Bahaya
Kelewat Optimistis dan Percaya Diri Agus Herta Sumarto ; Ekonom Indef dan
Dosen FEB Universitas Mercu Buana |
KOMPAS, 7 Mei 2021
Dalam ilmu Behavioral Economics kita
mengenal dua istilah penting yang sangat familiar, yaitu overoptimistic
(terlalu optimistis) dan overconfidence (terlalu percaya diri). Kedua istilah itu merupakan lawan kata dari
sifat rasionalitas yang selama ini selalu menjadi asumsi umum dalam setiap
pengambilan keputusan oleh para pembuat kebijakan, baik dalam lingkup
perusahaan maupun lembaga publik. Menurut mazhab ekonomi klasik, para
pengambil kebijakan selalu berpikir rasional sehingga keputusan-keputusan
yang diambil adalah keputusan rasional yang selalu didasarkan pada fakta dan
kondisi riil yang sedang terjadi. Namun, di sisi lain, menurut para penganut
mazhab Behavioral Economics, asumsi rasionalitas dalam model-model klasik
ilmu ekonomi (termasuk manajemen keuangan publik) sudah tidak relevan. Premis
dasar ilmu Behavioral Economics ini adalah manusia itu tidak rasional, dan
sering kali memasukkan elemen emosi dalam setiap keputusannya. Pendapat ini didukung oleh banyak fenomena
empiris yang membuktikan bahwa sebagian manajer perusahaan dan pejabat publik
mengambil keputusan tidak atas dasar unsur rasionalitas. Pandemi Covid-19 yang saat ini melanda
hampir semua negara di dunia, termasuk Indonesia, telah menambah deretan
fenomena empiris tersebut. Dalam merespons pandemi ini, semua negara mencoba
menata kembali seluruh anggaran pendapatan dan belanjanya, tidak terkecuali
Indonesia. Berbagai kebijakan penganggaran keuangan
negara, seperti refocussing dan realokasi, dilakukan guna meredam dampak
negatif pandemi Covid-19. Tujuan dan target capaian pembangunan ekonomi yang
telah ditetapkan sejak jauh-jauh hari disusun kembali dan disesuaikan dengan
kondisi terbaru setelah adanya pandemi. Di
masa pandemi Sebagaimana dilakukan oleh hampir semua
negara, Pemerintah Indonesia juga menyusun berbagai program penanganan dan
penanggulangan pandemi Covid-19. Bahkan, pemerintah telah menyusun dan
menetapkan satu paket program Pemulihan Ekonomi Nasional (PEN) sebagai
langkah untuk mempercepat proses pemulihan ekonomi yang diterjang badai
pandemi.
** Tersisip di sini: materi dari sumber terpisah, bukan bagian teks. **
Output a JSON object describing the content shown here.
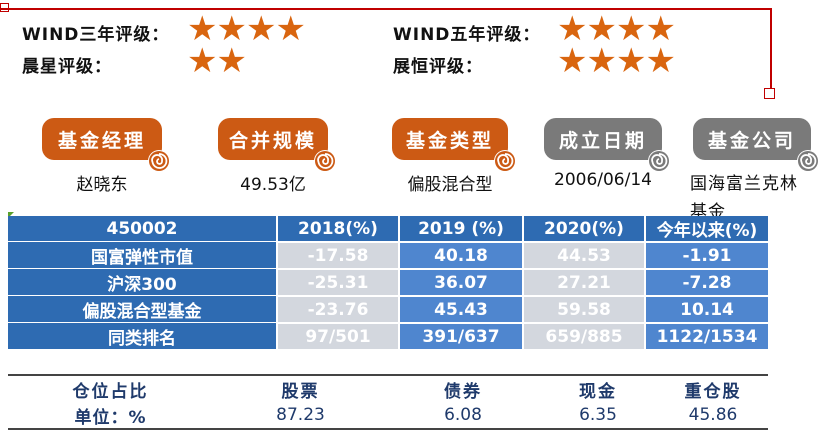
{
  "ratings": [
    {
      "label": "WIND三年评级：",
      "stars": "★★★★"
    },
    {
      "label": "晨星评级：",
      "stars": "★★"
    },
    {
      "label": "WIND五年评级：",
      "stars": "★★★★"
    },
    {
      "label": "展恒评级：",
      "stars": "★★★★"
    }
  ],
  "info": [
    {
      "label": "基金经理",
      "value": "赵晓东",
      "color": "#cc5a14"
    },
    {
      "label": "合并规模",
      "value": "49.53亿",
      "color": "#cc5a14"
    },
    {
      "label": "基金类型",
      "value": "偏股混合型",
      "color": "#cc5a14"
    },
    {
      "label": "成立日期",
      "value": "2006/06/14",
      "color": "#7a7a7a"
    },
    {
      "label": "基金公司",
      "value": "国海富兰克林基金",
      "color": "#7a7a7a"
    }
  ],
  "performance": {
    "headers": [
      "450002",
      "2018(%)",
      "2019 (%)",
      "2020(%)",
      "今年以来(%)"
    ],
    "rows": [
      [
        "国富弹性市值",
        "-17.58",
        "40.18",
        "44.53",
        "-1.91"
      ],
      [
        "沪深300",
        "-25.31",
        "36.07",
        "27.21",
        "-7.28"
      ],
      [
        "偏股混合型基金",
        "-23.76",
        "45.43",
        "59.58",
        "10.14"
      ],
      [
        "同类排名",
        "97/501",
        "391/637",
        "659/885",
        "1122/1534"
      ]
    ]
  },
  "allocation": {
    "headers": [
      "仓位占比",
      "股票",
      "债券",
      "现金",
      "重仓股"
    ],
    "values": [
      "单位：%",
      "87.23",
      "6.08",
      "6.35",
      "45.86"
    ]
  }
}
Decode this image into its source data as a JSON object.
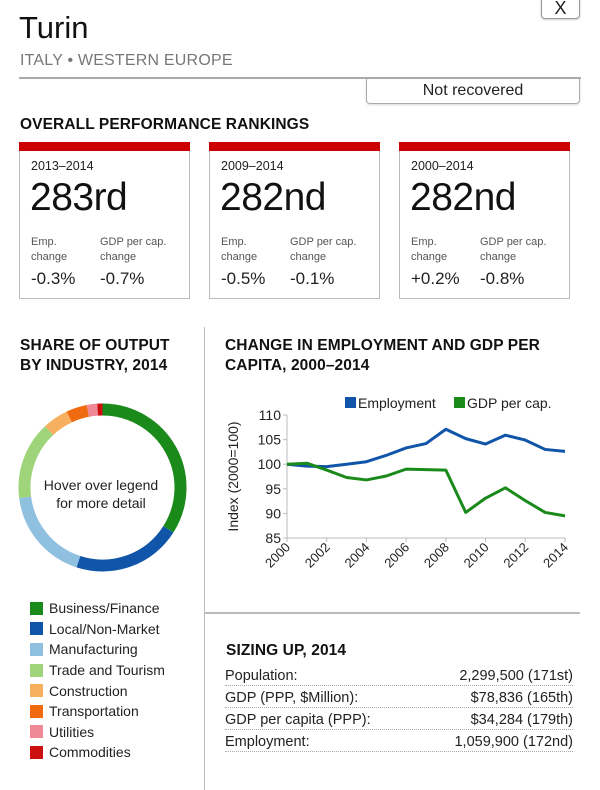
{
  "header": {
    "close_label": "X",
    "title": "Turin",
    "region": "ITALY • WESTERN EUROPE",
    "status": "Not recovered"
  },
  "rankings": {
    "title": "OVERALL PERFORMANCE RANKINGS",
    "accent_color": "#cc0000",
    "emp_label_1": "Emp.",
    "emp_label_2": "change",
    "gdp_label_1": "GDP per cap.",
    "gdp_label_2": "change",
    "cards": [
      {
        "period": "2013–2014",
        "rank": "283rd",
        "emp_change": "-0.3%",
        "gdp_change": "-0.7%"
      },
      {
        "period": "2009–2014",
        "rank": "282nd",
        "emp_change": "-0.5%",
        "gdp_change": "-0.1%"
      },
      {
        "period": "2000–2014",
        "rank": "282nd",
        "emp_change": "+0.2%",
        "gdp_change": "-0.8%"
      }
    ]
  },
  "share": {
    "title_1": "SHARE OF OUTPUT",
    "title_2": "BY INDUSTRY, 2014",
    "center_1": "Hover over legend",
    "center_2": "for more detail"
  },
  "trend": {
    "title_1": "CHANGE IN EMPLOYMENT AND GDP PER",
    "title_2": "CAPITA, 2000–2014"
  },
  "sizing": {
    "title": "SIZING UP, 2014",
    "rows": [
      {
        "label": "Population:",
        "value": "2,299,500 (171st)"
      },
      {
        "label": "GDP (PPP, $Million):",
        "value": "$78,836 (165th)"
      },
      {
        "label": "GDP per capita (PPP):",
        "value": "$34,284 (179th)"
      },
      {
        "label": "Employment:",
        "value": "1,059,900 (172nd)"
      }
    ]
  },
  "chart_data": [
    {
      "type": "pie",
      "title": "SHARE OF OUTPUT BY INDUSTRY, 2014",
      "donut": true,
      "legend_position": "bottom",
      "categories": [
        "Business/Finance",
        "Local/Non-Market",
        "Manufacturing",
        "Trade and Tourism",
        "Construction",
        "Transportation",
        "Utilities",
        "Commodities"
      ],
      "values": [
        34,
        21,
        18,
        15,
        5,
        4,
        2,
        1
      ],
      "colors": [
        "#1a8a1a",
        "#1055a8",
        "#8fc0e0",
        "#9fd47a",
        "#f7b060",
        "#f06a10",
        "#f08898",
        "#cc1010"
      ]
    },
    {
      "type": "line",
      "title": "CHANGE IN EMPLOYMENT AND GDP PER CAPITA, 2000–2014",
      "xlabel": "",
      "ylabel": "Index (2000=100)",
      "ylim": [
        85,
        110
      ],
      "yticks": [
        85,
        90,
        95,
        100,
        105,
        110
      ],
      "xlim": [
        2000,
        2014
      ],
      "xticks": [
        2000,
        2002,
        2004,
        2006,
        2008,
        2010,
        2012,
        2014
      ],
      "grid": false,
      "legend_position": "top-right",
      "x": [
        2000,
        2001,
        2002,
        2003,
        2004,
        2005,
        2006,
        2007,
        2008,
        2009,
        2010,
        2011,
        2012,
        2013,
        2014
      ],
      "series": [
        {
          "name": "Employment",
          "color": "#1055a8",
          "values": [
            100,
            99.6,
            99.5,
            100.0,
            100.5,
            101.8,
            103.3,
            104.2,
            107.1,
            105.2,
            104.1,
            105.9,
            104.9,
            103.0,
            102.6
          ]
        },
        {
          "name": "GDP per cap.",
          "color": "#1a8a1a",
          "values": [
            100,
            100.2,
            98.8,
            97.3,
            96.8,
            97.6,
            99.0,
            98.9,
            98.8,
            90.2,
            93.1,
            95.2,
            92.6,
            90.2,
            89.5
          ]
        }
      ]
    }
  ]
}
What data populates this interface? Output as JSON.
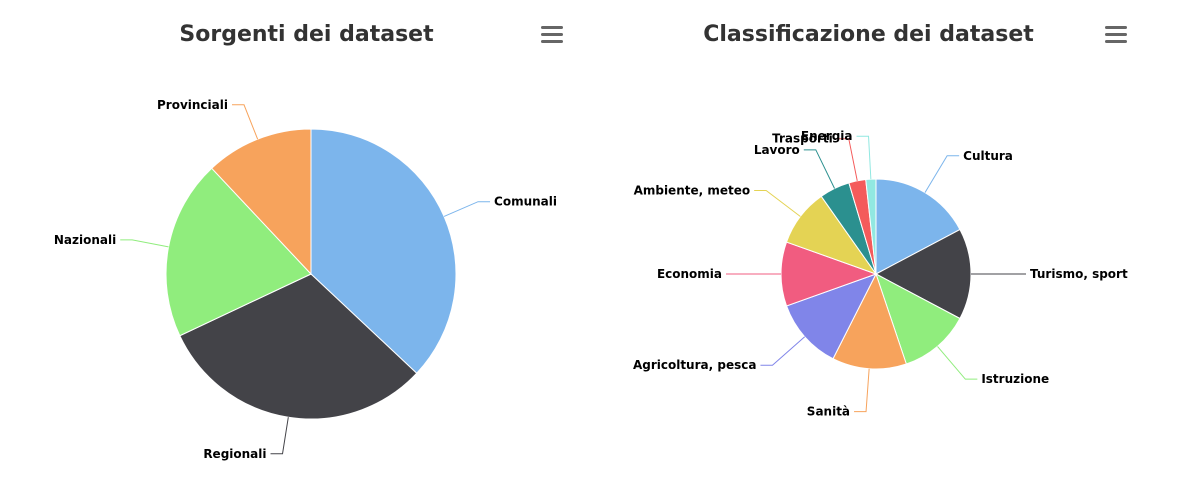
{
  "chart_data": [
    {
      "type": "pie",
      "title": "Sorgenti dei dataset",
      "categories": [
        "Comunali",
        "Regionali",
        "Nazionali",
        "Provinciali"
      ],
      "values": [
        37,
        31,
        20,
        12
      ],
      "colors": [
        "#7cb5ec",
        "#434348",
        "#90ed7d",
        "#f7a35c"
      ]
    },
    {
      "type": "pie",
      "title": "Classificazione dei dataset",
      "categories": [
        "Cultura",
        "Turismo, sport",
        "Istruzione",
        "Sanità",
        "Agricoltura, pesca",
        "Economia",
        "Ambiente, meteo",
        "Lavoro",
        "Trasporti",
        "Energia"
      ],
      "values": [
        15,
        13.5,
        10.5,
        11,
        10.5,
        9.5,
        8.5,
        4.5,
        2.5,
        1.5
      ],
      "colors": [
        "#7cb5ec",
        "#434348",
        "#90ed7d",
        "#f7a35c",
        "#8085e9",
        "#f15c80",
        "#e4d354",
        "#2b908f",
        "#f45b5b",
        "#91e8e1"
      ]
    }
  ],
  "menu": {
    "icon": "hamburger-menu-icon"
  }
}
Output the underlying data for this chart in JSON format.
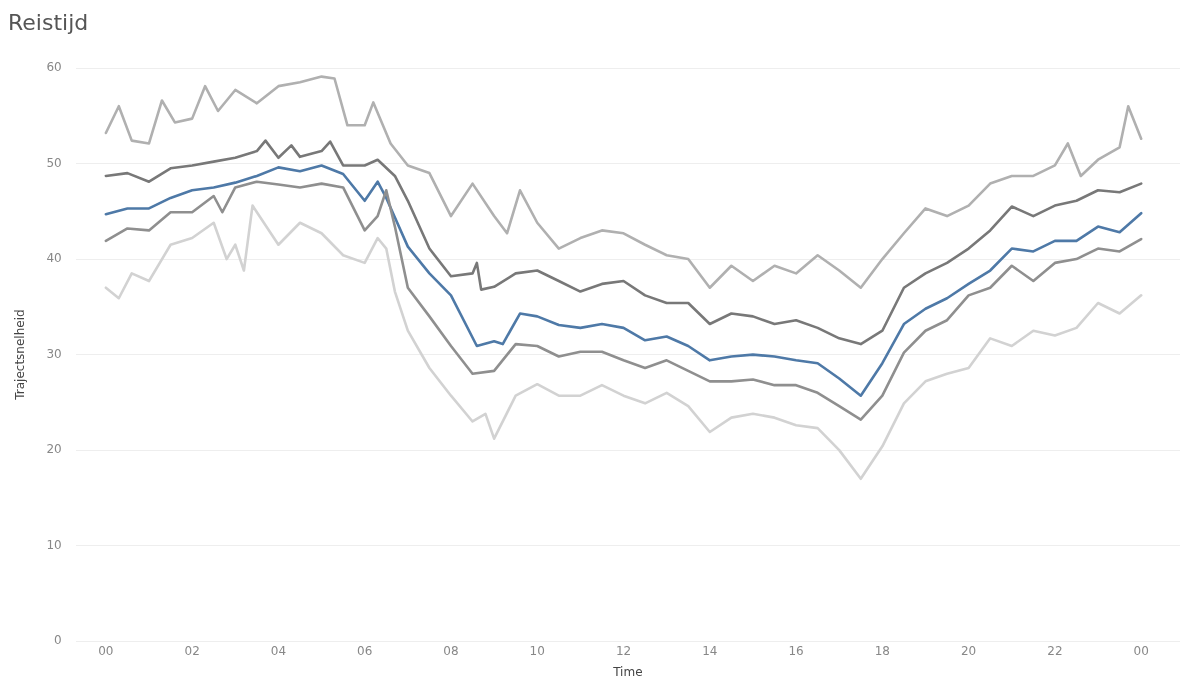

Melalui program PEN tersebut, pemerintah
yakin pada akhir 2021 perekonomian Indonesia akan kembali normal pada tingkat
optimalnya. Melalui program PEN, pemerintah menargetkan
pertumbuhan ekonomi pada 2021 bisa mencapai 5,0 persen sebagaimana
pertumbuhan ekonomi pada masa sebelum pandemi. Capaian itu diperoleh melalui
peningkatan kinerja investasi, ekspor, dan konsumsi rumah tangga. Melalui
peningkatan kinerja di tiga sektor itu, pemerintah yakin bisa menggerakkan
roda perekonomian Indonesia secara optimal. Sikap optimisme ini dipandang realistis
mengingat Indonesia sepanjang masa pandemi Covid-19 termasuk ke dalam
kelompok negara yang kontraksi pertumbuhan ekonominya tidak begitu parah.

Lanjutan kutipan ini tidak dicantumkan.